It’s a well-proven fact we humans can be addicted to just about anything; which makes technology no exception. All I have to do is look around anytime, anywhere, to see someone engaged in an important conversation about details which just couldn’t wait.
There is actually growing concern among psychological experts regarding people with iPhones and other smartphones displaying behavior which shows they would rather interact with their phone than other human beings.

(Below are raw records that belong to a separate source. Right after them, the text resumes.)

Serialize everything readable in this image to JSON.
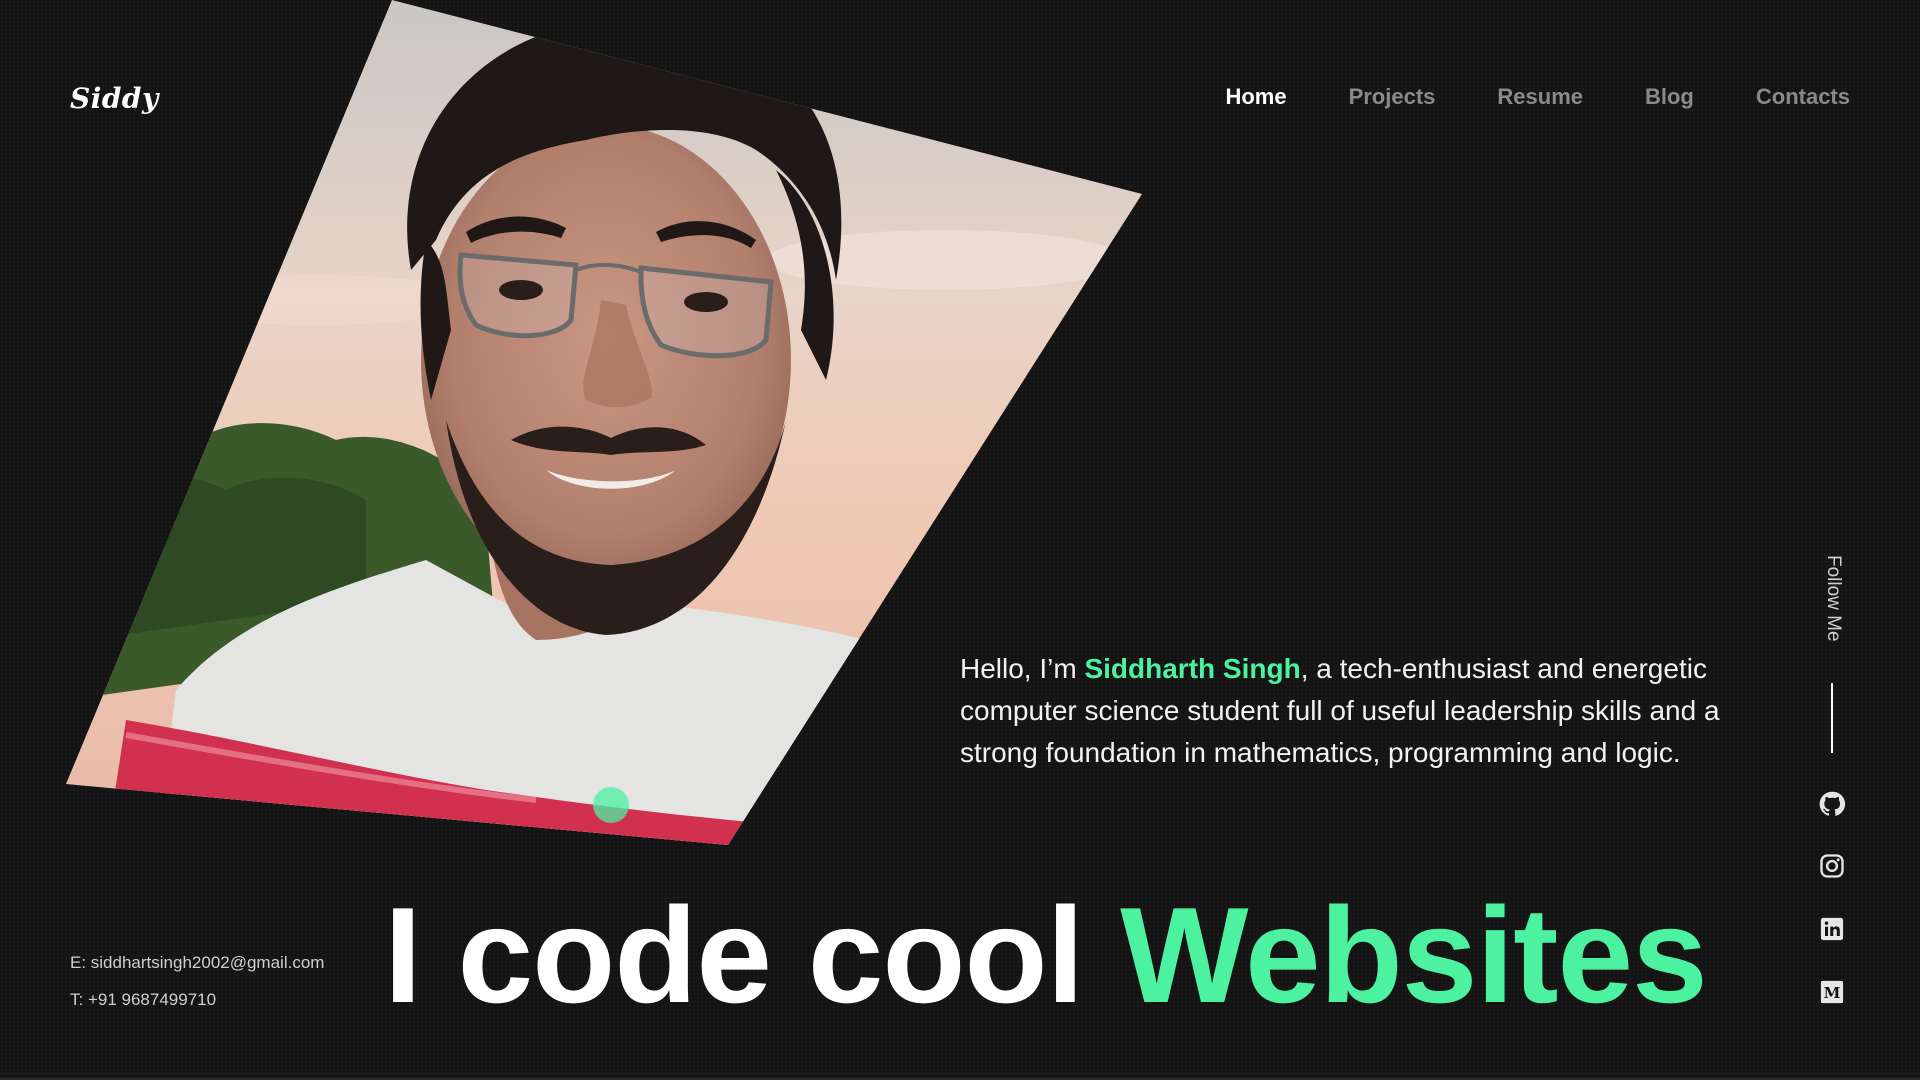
{
  "header": {
    "logo": "Siddy",
    "nav": [
      {
        "label": "Home",
        "active": true
      },
      {
        "label": "Projects",
        "active": false
      },
      {
        "label": "Resume",
        "active": false
      },
      {
        "label": "Blog",
        "active": false
      },
      {
        "label": "Contacts",
        "active": false
      }
    ]
  },
  "hero": {
    "photo_alt": "portrait-photo",
    "intro": {
      "prefix": "Hello, I’m ",
      "name": "Siddharth Singh",
      "suffix": ", a tech-enthusiast and energetic computer science student full of useful leadership skills and a strong foundation in mathematics, programming and logic."
    },
    "headline": {
      "main": "I code cool ",
      "accent": "Websites"
    }
  },
  "contact": {
    "email": "E: siddhartsingh2002@gmail.com",
    "phone": "T: +91 9687499710"
  },
  "social": {
    "label": "Follow Me",
    "icons": [
      "github-icon",
      "instagram-icon",
      "linkedin-icon",
      "medium-icon"
    ]
  },
  "colors": {
    "background": "#141414",
    "accent": "#4cf2a0",
    "nav_inactive": "#8a8a8a",
    "text": "#ffffff"
  }
}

This is not just an issue for the younger generation. With all the bells and whistles the iPhone has, it’s no surprise so many are attached. In today’s world people use their phone for such daily tasks as shopping, banking and more.
As I mentioned, our teens are not the only ones facing these issues. More than one-third of adults in the U.S. own a smartphone and according to the Pew Research Center, two-thirds of them sleep with it directly next to their bed.
People feed this smartphone addiction in many ways, such as paying for higher data plans which they sometimes can’t really afford. According to J.D. Power and Associates, the average smartphone user spends in excess of $100 per month for their wireless access. This is higher than an average electricity bill in the U.S.
If you are an iPhone or smartphone user, here are some questions you might want to ask yourself. Does your phone know more about you than your spouse, parents, friends or other important people in your life? Have you ever misplaced or lost your phone only to end up in a panic due to separation anxiety? Does your phone have a name? Do you dress your phone up in various cases, sleeves and charms to make it look good? Or do you ever pick up your phone and start doing something just to avoid eye contact or conversation with others?
Be honest now. If you answered yes to any of these questions, you may be part of this growing addictive phenomenon.
Many people will even hurry out, just to wait in line on release day of the next latest and greatest anticipated product on the market. This in itself, is an experience which caters to the addiction.
Is it possible psychologists are just over-analyzing all of this and looking for another something to blame for irresponsible behavior in our society? Is smartphone use just another sign of the changing times? Do you have your own personal line drawn somewhere when it comes to your smartphone?
I can hardly talk about addiction to our phones without mentioning Facebook. It seems as though Facebook has taken over the world. Everyone from eager-to-fit-in tweens to educated business people to intrigued grandparents has jumped on the Facebook bandwagon. Perhaps we do this because everyone else has a Facebook account so why not?
There are no statistics on Facebook addiction, as it isn’t an actual medical diagnosis. I’ll refer to it as Facebook fever. However, according to a CNN Health report, therapists report seeing more and more people who have crossed the line from social networking to social dysfunction. In the report, Paula Pile, a marriage and family therapist in Greensboro, North Carolina says “It’s turned into a compulsion, a compulsion to dissociate from your real world and go live in the Facebook world.” Do you know anyone who fits this description? I think I do.
Pile and other therapists interviewed were quick to say Facebook itself isn’t the problem and the vast majority of Facebook users probably function just fine.
Pile reported problems arise when users ignore family and work obligations because they find the Facebook world a more enjoyable place to spend time than the real world.
I believe a significant part of the attraction of Facebook and other social media is the promise of connection with others. We humans are very social creatures; and we need relationships in order to flourish. For many however, social media does not fulfill the promise of connection. That promise is best fulfilled in face-to-face conversations and relationships, rather than collecting Facebook friendships with strangers.
Like most things, social media has good and bad features. It’s up to us to make the best of them while minimizing their negative effects on our lives.
“It has become appallingly obvious that our technology has exceeded our humanity.” — Albert Einstein.